Dianne Poole (born June 28, 1949) is a former politician in Ontario, Canada. She served as a Liberal member of the Legislative Assembly of Ontario from 1987 to 1995.

==Background==
Poole has a Bachelor of Arts degree in Sociology from Trent University, and was a law clerk and social worker before entering political life. She also served as chair of the Women's Perspective Advisory Committee, and was a member of the French Immersion Task Force of the Toronto Board of Education.

==Politics==
Poole ran for the Ontario legislature in the 1985 general election, losing to Progressive Conservative David McFadden by 914 votes in the Toronto constituency of Eglinton. She ran again in the 1987 provincial election, and defeated McFadden by 695 votes amid a landslide victory for the Liberals. In 1989, she was appointed as a parliamentary assistant.

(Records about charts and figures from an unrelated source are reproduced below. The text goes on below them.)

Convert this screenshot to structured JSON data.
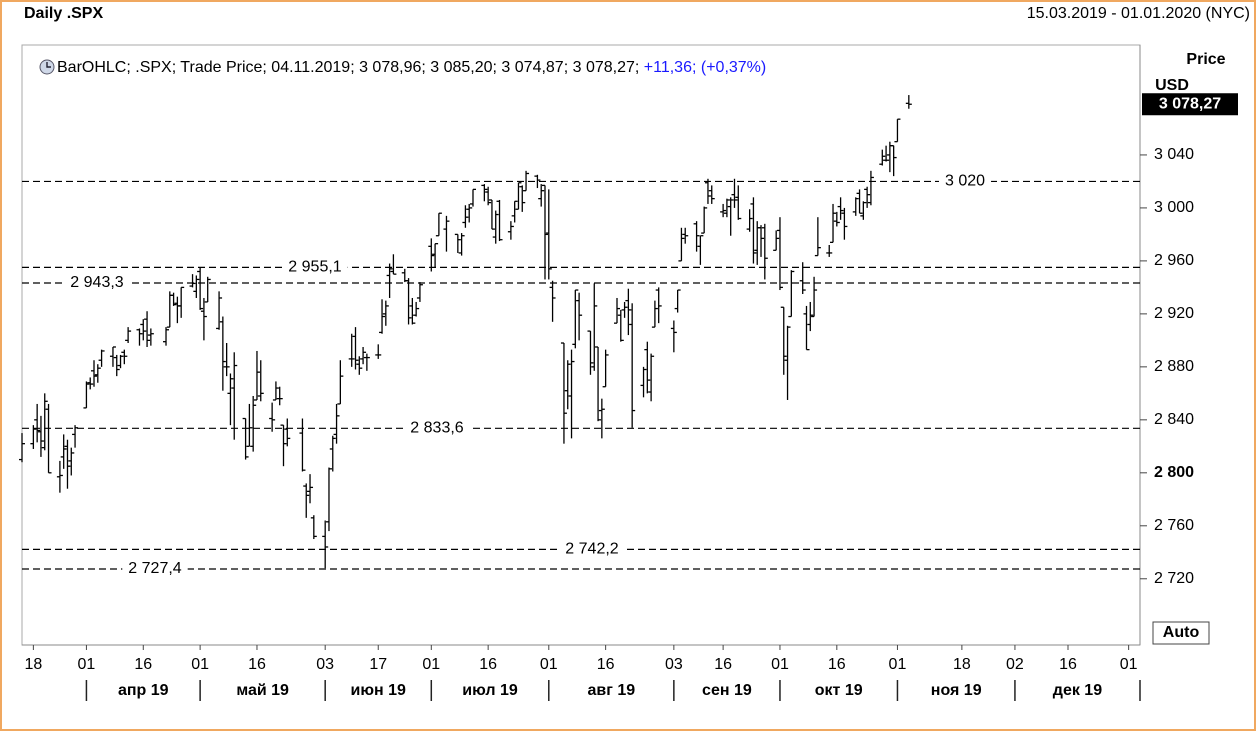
{
  "chart_data": {
    "type": "ohlc",
    "title": "Daily .SPX",
    "range": "15.03.2019 - 01.01.2020 (NYC)",
    "legend": {
      "text": "BarOHLC; .SPX; Trade Price; 04.11.2019; 3 078,96; 3 085,20; 3 074,87; 3 078,27;",
      "change": "+11,36; (+0,37%)"
    },
    "axis_title": "Price",
    "axis_unit": "USD",
    "auto": "Auto",
    "color": "#000000",
    "change_color": "#1a1aff",
    "last_price": {
      "value": 3078.27,
      "label": "3 078,27"
    },
    "x": [
      "2019-03-15",
      "2019-03-18",
      "2019-03-19",
      "2019-03-20",
      "2019-03-21",
      "2019-03-22",
      "2019-03-25",
      "2019-03-26",
      "2019-03-27",
      "2019-03-28",
      "2019-03-29",
      "2019-04-01",
      "2019-04-02",
      "2019-04-03",
      "2019-04-04",
      "2019-04-05",
      "2019-04-08",
      "2019-04-09",
      "2019-04-10",
      "2019-04-11",
      "2019-04-12",
      "2019-04-15",
      "2019-04-16",
      "2019-04-17",
      "2019-04-18",
      "2019-04-22",
      "2019-04-23",
      "2019-04-24",
      "2019-04-25",
      "2019-04-26",
      "2019-04-29",
      "2019-04-30",
      "2019-05-01",
      "2019-05-02",
      "2019-05-03",
      "2019-05-06",
      "2019-05-07",
      "2019-05-08",
      "2019-05-09",
      "2019-05-10",
      "2019-05-13",
      "2019-05-14",
      "2019-05-15",
      "2019-05-16",
      "2019-05-17",
      "2019-05-20",
      "2019-05-21",
      "2019-05-22",
      "2019-05-23",
      "2019-05-24",
      "2019-05-28",
      "2019-05-29",
      "2019-05-30",
      "2019-05-31",
      "2019-06-03",
      "2019-06-04",
      "2019-06-05",
      "2019-06-06",
      "2019-06-07",
      "2019-06-10",
      "2019-06-11",
      "2019-06-12",
      "2019-06-13",
      "2019-06-14",
      "2019-06-17",
      "2019-06-18",
      "2019-06-19",
      "2019-06-20",
      "2019-06-21",
      "2019-06-24",
      "2019-06-25",
      "2019-06-26",
      "2019-06-27",
      "2019-06-28",
      "2019-07-01",
      "2019-07-02",
      "2019-07-03",
      "2019-07-05",
      "2019-07-08",
      "2019-07-09",
      "2019-07-10",
      "2019-07-11",
      "2019-07-12",
      "2019-07-15",
      "2019-07-16",
      "2019-07-17",
      "2019-07-18",
      "2019-07-19",
      "2019-07-22",
      "2019-07-23",
      "2019-07-24",
      "2019-07-25",
      "2019-07-26",
      "2019-07-29",
      "2019-07-30",
      "2019-07-31",
      "2019-08-01",
      "2019-08-02",
      "2019-08-05",
      "2019-08-06",
      "2019-08-07",
      "2019-08-08",
      "2019-08-09",
      "2019-08-12",
      "2019-08-13",
      "2019-08-14",
      "2019-08-15",
      "2019-08-16",
      "2019-08-19",
      "2019-08-20",
      "2019-08-21",
      "2019-08-22",
      "2019-08-23",
      "2019-08-26",
      "2019-08-27",
      "2019-08-28",
      "2019-08-29",
      "2019-08-30",
      "2019-09-03",
      "2019-09-04",
      "2019-09-05",
      "2019-09-06",
      "2019-09-09",
      "2019-09-10",
      "2019-09-11",
      "2019-09-12",
      "2019-09-13",
      "2019-09-16",
      "2019-09-17",
      "2019-09-18",
      "2019-09-19",
      "2019-09-20",
      "2019-09-23",
      "2019-09-24",
      "2019-09-25",
      "2019-09-26",
      "2019-09-27",
      "2019-09-30",
      "2019-10-01",
      "2019-10-02",
      "2019-10-03",
      "2019-10-04",
      "2019-10-07",
      "2019-10-08",
      "2019-10-09",
      "2019-10-10",
      "2019-10-11",
      "2019-10-14",
      "2019-10-15",
      "2019-10-16",
      "2019-10-17",
      "2019-10-18",
      "2019-10-21",
      "2019-10-22",
      "2019-10-23",
      "2019-10-24",
      "2019-10-25",
      "2019-10-28",
      "2019-10-29",
      "2019-10-30",
      "2019-10-31",
      "2019-11-01",
      "2019-11-04"
    ],
    "open": [
      2810,
      2822,
      2840,
      2831,
      2819,
      2848,
      2797,
      2812,
      2820,
      2809,
      2829,
      2849,
      2868,
      2877,
      2874,
      2885,
      2888,
      2887,
      2881,
      2891,
      2900,
      2908,
      2912,
      2916,
      2904,
      2899,
      2910,
      2934,
      2928,
      2926,
      2941,
      2937,
      2952,
      2922,
      2929,
      2909,
      2914,
      2880,
      2860,
      2864,
      2841,
      2820,
      2820,
      2855,
      2858,
      2841,
      2855,
      2856,
      2836,
      2833,
      2830,
      2790,
      2786,
      2766,
      2752,
      2763,
      2818,
      2829,
      2852,
      2886,
      2903,
      2882,
      2886,
      2887,
      2889,
      2906,
      2920,
      2949,
      2952,
      2951,
      2945,
      2926,
      2919,
      2932,
      2971,
      2965,
      2979,
      2984,
      2980,
      2966,
      2989,
      2999,
      3003,
      3017,
      3012,
      3006,
      2978,
      3005,
      2982,
      2994,
      2999,
      3016,
      3013,
      3024,
      3007,
      3017,
      2981,
      2940,
      2898,
      2862,
      2858,
      2897,
      2930,
      2907,
      2880,
      2895,
      2847,
      2865,
      2913,
      2919,
      2923,
      2930,
      2912,
      2866,
      2893,
      2861,
      2910,
      2938,
      2909,
      2924,
      2960,
      2980,
      2988,
      2971,
      2981,
      3019,
      3013,
      2997,
      2996,
      3001,
      3010,
      3008,
      2984,
      3003,
      2968,
      2985,
      2985,
      2968,
      2983,
      2925,
      2885,
      2918,
      2945,
      2920,
      2912,
      2918,
      2964,
      2966,
      2974,
      2990,
      3001,
      2996,
      2997,
      3011,
      2994,
      3014,
      3004,
      3033,
      3036,
      3040,
      3047,
      3050,
      3078.96
    ],
    "high": [
      2830,
      2836,
      2852,
      2843,
      2860,
      2852,
      2809,
      2829,
      2825,
      2819,
      2836,
      2869,
      2872,
      2885,
      2882,
      2893,
      2895,
      2889,
      2889,
      2893,
      2910,
      2909,
      2916,
      2922,
      2909,
      2910,
      2937,
      2936,
      2933,
      2940,
      2950,
      2949,
      2955,
      2932,
      2948,
      2937,
      2918,
      2898,
      2875,
      2891,
      2841,
      2852,
      2858,
      2892,
      2885,
      2853,
      2869,
      2865,
      2836,
      2841,
      2841,
      2792,
      2799,
      2768,
      2764,
      2804,
      2828,
      2852,
      2885,
      2905,
      2910,
      2888,
      2895,
      2890,
      2897,
      2931,
      2930,
      2958,
      2965,
      2954,
      2947,
      2932,
      2929,
      2944,
      2977,
      2973,
      2996,
      2994,
      2980,
      2981,
      3002,
      3003,
      3014,
      3018,
      3016,
      3006,
      2998,
      3006,
      2990,
      3005,
      3019,
      3017,
      3028,
      3025,
      3018,
      3017,
      3014,
      2945,
      2898,
      2885,
      2893,
      2938,
      2936,
      2907,
      2943,
      2895,
      2856,
      2893,
      2932,
      2923,
      2929,
      2939,
      2928,
      2880,
      2899,
      2890,
      2930,
      2940,
      2915,
      2938,
      2985,
      2985,
      2990,
      2979,
      3001,
      3022,
      3017,
      3003,
      3007,
      3008,
      3022,
      3017,
      2999,
      3008,
      2990,
      2987,
      2988,
      2983,
      2993,
      2925,
      2911,
      2953,
      2959,
      2926,
      2929,
      2948,
      2993,
      2972,
      3003,
      2997,
      3008,
      3000,
      3008,
      3014,
      3005,
      3016,
      3028,
      3044,
      3047,
      3050,
      3047,
      3067,
      3085.2
    ],
    "low": [
      2808,
      2818,
      2823,
      2812,
      2817,
      2800,
      2785,
      2803,
      2788,
      2798,
      2819,
      2849,
      2863,
      2865,
      2868,
      2880,
      2880,
      2873,
      2879,
      2882,
      2898,
      2896,
      2900,
      2895,
      2896,
      2896,
      2910,
      2926,
      2913,
      2917,
      2940,
      2932,
      2923,
      2900,
      2929,
      2908,
      2862,
      2873,
      2836,
      2825,
      2810,
      2820,
      2816,
      2855,
      2854,
      2831,
      2855,
      2851,
      2805,
      2820,
      2801,
      2766,
      2777,
      2750,
      2728,
      2756,
      2801,
      2822,
      2852,
      2880,
      2878,
      2874,
      2882,
      2877,
      2886,
      2905,
      2911,
      2932,
      2950,
      2944,
      2912,
      2912,
      2918,
      2929,
      2952,
      2955,
      2979,
      2967,
      2966,
      2964,
      2985,
      2989,
      3001,
      3005,
      3002,
      2984,
      2973,
      2975,
      2976,
      2989,
      2999,
      2997,
      3013,
      3015,
      3001,
      2946,
      2946,
      2914,
      2822,
      2848,
      2826,
      2894,
      2900,
      2874,
      2877,
      2839,
      2826,
      2865,
      2913,
      2899,
      2917,
      2904,
      2834,
      2857,
      2860,
      2854,
      2910,
      2913,
      2891,
      2921,
      2960,
      2973,
      2967,
      2957,
      2981,
      3003,
      3003,
      2993,
      2993,
      2979,
      3000,
      2991,
      2982,
      2958,
      2957,
      2963,
      2946,
      2968,
      2938,
      2874,
      2855,
      2918,
      2935,
      2893,
      2907,
      2918,
      2964,
      2963,
      2974,
      2986,
      2991,
      2976,
      2994,
      2996,
      2991,
      3000,
      3002,
      3032,
      3035,
      3027,
      3024,
      3050,
      3074.87
    ],
    "close": [
      2822,
      2833,
      2832,
      2824,
      2854,
      2800,
      2798,
      2818,
      2805,
      2815,
      2834,
      2867,
      2867,
      2873,
      2879,
      2892,
      2895,
      2878,
      2888,
      2888,
      2907,
      2905,
      2907,
      2900,
      2905,
      2908,
      2934,
      2927,
      2926,
      2940,
      2943,
      2946,
      2924,
      2918,
      2946,
      2932,
      2884,
      2880,
      2871,
      2881,
      2812,
      2834,
      2851,
      2876,
      2860,
      2840,
      2864,
      2856,
      2822,
      2826,
      2802,
      2783,
      2789,
      2752,
      2744,
      2803,
      2826,
      2843,
      2873,
      2886,
      2885,
      2879,
      2891,
      2887,
      2889,
      2918,
      2926,
      2954,
      2950,
      2945,
      2917,
      2913,
      2924,
      2942,
      2964,
      2973,
      2996,
      2990,
      2976,
      2979,
      2993,
      3000,
      3014,
      3014,
      3004,
      2984,
      2995,
      2976,
      2986,
      3005,
      3019,
      3004,
      3026,
      3021,
      3013,
      2980,
      2954,
      2932,
      2845,
      2882,
      2884,
      2938,
      2919,
      2883,
      2926,
      2840,
      2848,
      2889,
      2924,
      2900,
      2925,
      2923,
      2847,
      2878,
      2870,
      2888,
      2924,
      2926,
      2906,
      2938,
      2977,
      2979,
      2979,
      2979,
      3000,
      3009,
      3007,
      2998,
      3006,
      3006,
      3006,
      2992,
      2992,
      2966,
      2985,
      2977,
      2962,
      2977,
      2940,
      2888,
      2910,
      2952,
      2938,
      2893,
      2919,
      2938,
      2970,
      2966,
      2996,
      2989,
      2998,
      2986,
      3007,
      2996,
      3004,
      3010,
      3023,
      3039,
      3036,
      3047,
      3038,
      3067,
      3078.27
    ],
    "levels": [
      {
        "value": 3020,
        "label": "3 020"
      },
      {
        "value": 2955.1,
        "label": "2 955,1"
      },
      {
        "value": 2943.3,
        "label": "2 943,3"
      },
      {
        "value": 2833.6,
        "label": "2 833,6"
      },
      {
        "value": 2742.2,
        "label": "2 742,2"
      },
      {
        "value": 2727.4,
        "label": "2 727,4"
      }
    ],
    "xlim": [
      "2019-03-15",
      "2020-01-04"
    ],
    "xticks": [
      {
        "value": "2019-03-18",
        "label": "18"
      },
      {
        "value": "2019-04-01",
        "label": "01"
      },
      {
        "value": "2019-04-16",
        "label": "16"
      },
      {
        "value": "2019-05-01",
        "label": "01"
      },
      {
        "value": "2019-05-16",
        "label": "16"
      },
      {
        "value": "2019-06-03",
        "label": "03"
      },
      {
        "value": "2019-06-17",
        "label": "17"
      },
      {
        "value": "2019-07-01",
        "label": "01"
      },
      {
        "value": "2019-07-16",
        "label": "16"
      },
      {
        "value": "2019-08-01",
        "label": "01"
      },
      {
        "value": "2019-08-16",
        "label": "16"
      },
      {
        "value": "2019-09-03",
        "label": "03"
      },
      {
        "value": "2019-09-16",
        "label": "16"
      },
      {
        "value": "2019-10-01",
        "label": "01"
      },
      {
        "value": "2019-10-16",
        "label": "16"
      },
      {
        "value": "2019-11-01",
        "label": "01"
      },
      {
        "value": "2019-11-18",
        "label": "18"
      },
      {
        "value": "2019-12-02",
        "label": "02"
      },
      {
        "value": "2019-12-16",
        "label": "16"
      },
      {
        "value": "2020-01-01",
        "label": "01"
      }
    ],
    "months": [
      {
        "label": "апр 19",
        "start": "2019-04-01",
        "end": "2019-05-01"
      },
      {
        "label": "май 19",
        "start": "2019-05-01",
        "end": "2019-06-03"
      },
      {
        "label": "июн 19",
        "start": "2019-06-03",
        "end": "2019-07-01"
      },
      {
        "label": "июл 19",
        "start": "2019-07-01",
        "end": "2019-08-01"
      },
      {
        "label": "авг 19",
        "start": "2019-08-01",
        "end": "2019-09-03"
      },
      {
        "label": "сен 19",
        "start": "2019-09-03",
        "end": "2019-10-01"
      },
      {
        "label": "окт 19",
        "start": "2019-10-01",
        "end": "2019-11-01"
      },
      {
        "label": "ноя 19",
        "start": "2019-11-01",
        "end": "2019-12-02"
      },
      {
        "label": "дек 19",
        "start": "2019-12-02",
        "end": "2020-01-04"
      }
    ],
    "ylim": [
      2670,
      3123
    ],
    "yticks": [
      {
        "value": 2720,
        "label": "2 720"
      },
      {
        "value": 2760,
        "label": "2 760"
      },
      {
        "value": 2800,
        "label": "2 800",
        "bold": true
      },
      {
        "value": 2840,
        "label": "2 840"
      },
      {
        "value": 2880,
        "label": "2 880"
      },
      {
        "value": 2920,
        "label": "2 920"
      },
      {
        "value": 2960,
        "label": "2 960"
      },
      {
        "value": 3000,
        "label": "3 000"
      },
      {
        "value": 3040,
        "label": "3 040"
      }
    ]
  }
}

The Liberals were defeated by the New Democratic Party in the 1990 provincial election, and Poole was re-elected by only 173 votes over Progressive Conservative candidate Ann Vanstone. She served as the Liberal critic for Housing from 1990 to 1993, and for the JobsOntario program from 1993 to 1995.

In 1994, Poole was one of only three Liberal Member of Provincial Parliament (MPPs), along with Jean Poirier and Tim Murphy, who supported Bill 167, a bill brought forward by the government of Bob Rae to extend spousal benefits to same-sex couples. Poole also called for the Ontario Film Review Board to impose greater restrictions on sexually explicit and violent materials entering the country. She was generally regarded as being on the left wing of the party.

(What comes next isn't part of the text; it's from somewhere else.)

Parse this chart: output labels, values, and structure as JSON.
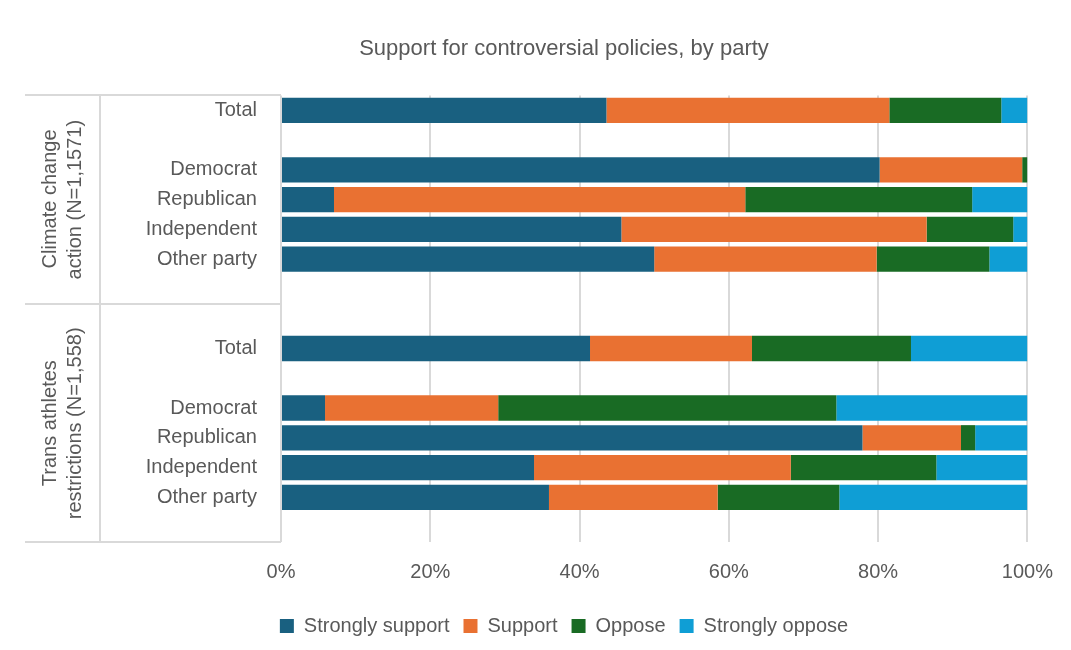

The narrow margin of Poole's victory in 1990 made her constituency a prime PC target in 1995. She lost to Progressive Conservative fundraiser Bill Saunderson by about 4,500 votes, as the Progressive Conservatives won a majority government provincially.

After leaving politics, Poole became the president of Politrain, Inc. She supported Gerard Kennedy for the Liberal Party leadership in 1996.